Model konseptual Model konseptual untuk penelitian ini diilustrasikan dalam Gambar-1 (lihat Lampiran). Ini menggambarkan implikasi untuk pemasaran di era postmodern yang telah menempatkan kompleksitas pasar. Produk ditentukan oleh karakter pasar yang harus unik, spesifik dan disesuaikan. Era postmodern bisa membuat kemungkinan fenomena budaya populer. Fenomena budaya populer bisa menginspirasi kreativitas dalam pesan iklan.

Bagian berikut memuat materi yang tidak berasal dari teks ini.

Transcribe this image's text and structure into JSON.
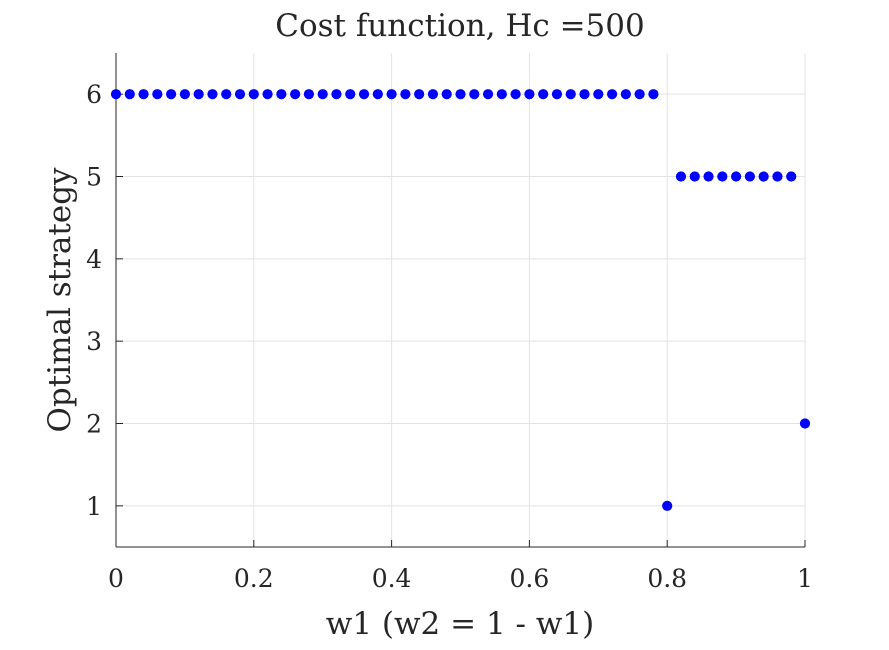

Kebaruan dan CURRENTNESS di iklan yang umumnya dianggap sebagai keunikan dianggap sebagai utama atribut dalam membahas arti budaya populer. Keunikan dalam iklan adalah dianggap sebagai upaya untuk membangun iklan yang menarik. Tingkat frekuensi untuk melihat iklan dapat mempengaruhi perilaku sikap terhadap iklan dan membeli niat. Bahasa Indonesia Spanyol Inggris metodologi Citra merek dapat diidentifikasi melalui perilaku sikap terhadap iklan dan membeli niat. Untuk menjelaskan fenomena budaya populer dalam iklan serta untuk mengembangkan perilaku sikap terhadap iklan dan membeli maksud penulis mengklasifikasikan menjadi tiga bagian. Bagian pertama menjelaskan hubungan antara iklan dan sikap perilaku terhadap niat iklan dan membeli. Bagian kedua menjelaskan atribut dalam iklan yang dianggap sebagai iklan favorit. Pada bagian ini penulis menggambarkan CURRENTNESS dan kebaruan sebagai atribut dalam iklan favorit untuk setiap kemungkinan yang akan dibahas dalam arti budaya populer. Untuk tujuan tersebut Penulis berlaku opini generalisasi Ashadi Siregar dinyatakan oleh (1997), Bre Redana (1997), dan Yasraf A. Piliang (1997) untuk menemukan makna yang lebih baik dari budaya populer, maka berkorelasi dengan konsep iklan sebagai bagian dari komunikasi pemasaran sebagai dinyatakan oleh Kennedy & Soemanagara (2006), Isi (1995), Kotler (1994), dan Schiffman & Kanuk (1997). Sedangkan bagian ketiga menjelaskan hubungan antara bagian pertama dan bagian kedua. Pada bagian pertama penulis menggunakan tujuh variabel untuk menjelaskan hubungan antara perilaku iklan dan sikap terhadap iklan dan niat membeli. para variabel dapat terdaftar sebagai berikut: Variabel-1 (V1): iklan menarik (item # 3), Variabel2 (V2): Frekuensi untuk menonton TV (item # 1), Variabel-3 (V3): Tingkat kepercayaan terhadap iklan (item # 6,7,11), Variabel-4 (V4): Frekuensi untuk melihat iklan (item # 2,4),

Variabel-5 (V5): Sikap terhadap iklan (item # 9,12), Variabel-6 (V6): Niat untuk membeli (item # 5,10), dan Variabel-7 (V7): Merek / gambar produk (item # 8). Hubungan antara variabel tersebut akan diuji dengan menggunakan korelasi dan analisis regresi (H1 untuk H8) dan non-parametrik uji (H9 untuk H14). Variabel dapat dikembangkan menjadi 14 hipotesis sebagai berikut: H1: V3 V5, H2: V2 V4, H3: V4 V5, H4: V4V6, H5: V5V6, H6: V5V7, H7: V7V6, H8: V3V7, H9:
Hubungan antara variabel-variabel yang ditunjukkan pada Gambar-1 (lihat Lampiran). Penulis menggunakan SPSS ver.11.00 untuk menguji hipotesis.